The design has genuine costs, and those costs should be discussed honestly rather than concealed under technical language. Interest-rate decisions have massive distributional effects. These effects are made by unelected decision-makers. No institutional design is perfect, and central-bank independence has specific limits that are worth naming.
The expansion of central-bank responsibilities since 2008 is worth watching carefully. An institution designed for narrow inflation control may or may not be well-suited for the broader responsibilities that have accumulated around it. Whether the expansion has happened with appropriate democratic accountability is a legitimate question.
And, importantly, ordinary citizens should understand at least the basics of what their central bank does, because the decisions made by that small group of appointed officials affect their financial lives substantially.

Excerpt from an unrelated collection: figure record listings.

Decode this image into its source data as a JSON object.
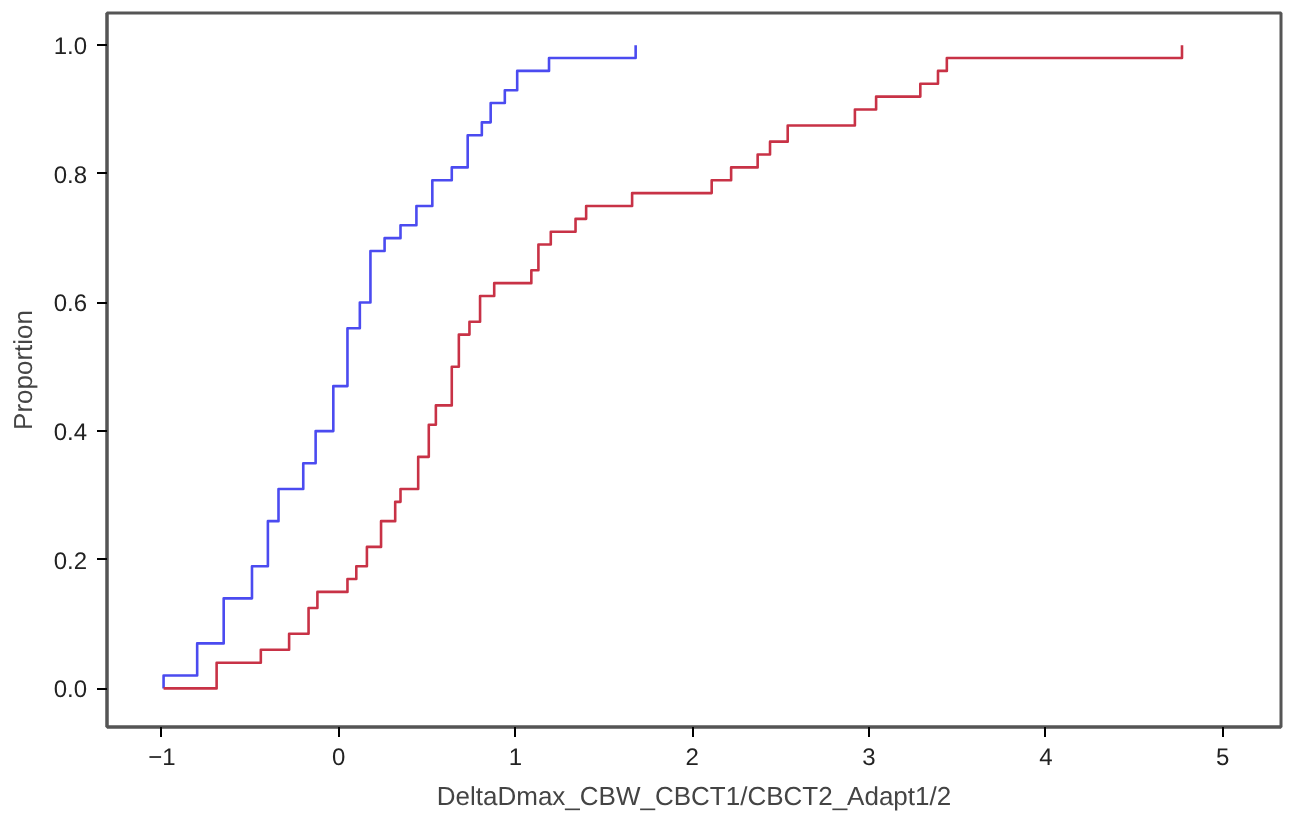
{
  "chart_data": {
    "type": "step",
    "xlabel": "DeltaDmax_CBW_CBCT1/CBCT2_Adapt1/2",
    "ylabel": "Proportion",
    "xlim": [
      -1.31,
      5.33
    ],
    "ylim": [
      -0.06,
      1.05
    ],
    "xticks": [
      -1,
      0,
      1,
      2,
      3,
      4,
      5
    ],
    "yticks": [
      {
        "value": 0,
        "label": "0.0"
      },
      {
        "value": 0.2,
        "label": "0.2"
      },
      {
        "value": 0.4,
        "label": "0.4"
      },
      {
        "value": 0.6,
        "label": "0.6"
      },
      {
        "value": 0.8,
        "label": "0.8"
      },
      {
        "value": 1,
        "label": "1.0"
      }
    ],
    "grid": false,
    "line_style": "solid",
    "marker": "none",
    "series": [
      {
        "color": "#4b4bf0",
        "x": [
          -0.99,
          -0.99,
          -0.8,
          -0.65,
          -0.49,
          -0.4,
          -0.34,
          -0.2,
          -0.13,
          -0.03,
          0.05,
          0.12,
          0.18,
          0.26,
          0.35,
          0.44,
          0.53,
          0.64,
          0.73,
          0.81,
          0.86,
          0.94,
          1.01,
          1.19,
          1.68
        ],
        "values": [
          0.0,
          0.02,
          0.07,
          0.14,
          0.19,
          0.26,
          0.31,
          0.35,
          0.4,
          0.47,
          0.56,
          0.6,
          0.68,
          0.7,
          0.72,
          0.75,
          0.79,
          0.81,
          0.86,
          0.88,
          0.91,
          0.93,
          0.96,
          0.98,
          1.0
        ]
      },
      {
        "color": "#c83246",
        "x": [
          -0.99,
          -0.69,
          -0.44,
          -0.28,
          -0.17,
          -0.12,
          0.05,
          0.1,
          0.16,
          0.24,
          0.32,
          0.35,
          0.45,
          0.51,
          0.55,
          0.64,
          0.68,
          0.74,
          0.8,
          0.88,
          1.09,
          1.13,
          1.2,
          1.34,
          1.4,
          1.66,
          2.11,
          2.22,
          2.37,
          2.44,
          2.54,
          2.92,
          3.04,
          3.29,
          3.39,
          3.44,
          4.77
        ],
        "values": [
          0.0,
          0.04,
          0.06,
          0.085,
          0.125,
          0.15,
          0.17,
          0.19,
          0.22,
          0.26,
          0.29,
          0.31,
          0.36,
          0.41,
          0.44,
          0.5,
          0.55,
          0.57,
          0.61,
          0.63,
          0.65,
          0.69,
          0.71,
          0.73,
          0.75,
          0.77,
          0.79,
          0.81,
          0.83,
          0.85,
          0.875,
          0.9,
          0.92,
          0.94,
          0.96,
          0.98,
          1.0
        ]
      }
    ]
  }
}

The normal democratic tools — voting, protesting, writing to representatives — don’t apply directly to these decisions. What does apply is informed public discourse about whether the system is working, and political pressure on elected representatives to either defend or reshape it.
The question that remains
The deepest tension in the central-bank question is one that democracy hasn’t fully resolved. Democratic legitimacy comes from accountability to voters. Some decisions — ones requiring long time horizons, technical judgement, and insulation from short-term political pressure — seem to work better when insulated from voter accountability. These two considerations pull in opposite directions. The current settlement — expert technocrats making consequential decisions under a mandate given by elected parliaments — is one answer. It isn’t the only possible answer, and it isn’t a stable or uncontested one.
Over the next several decades, the settlement will likely face more pressure as the effects of decisions made by independent central banks accumulate and become politically visible. How the tension is resolved, if it is, will matter for the kind of democracy that Australia and similar countries turn out to be.
The question to carry, especially the next time you hear an interest-rate decision announced:
The people making this decision — how did they get to be the ones deciding, and what would it take for them to be replaced if you thought they were getting it wrong?
Key research referenced: Alberto Alesina’s research on central-bank independence and inflation outcomes; Peter Conti-Brown, The Power and Independence of the Federal Reserve (2016); Friedrich Hayek, The Denationalisation of Money (1976); Stephanie Kelton and the Modern Monetary Theory tradition; general research on the history of central-bank independence.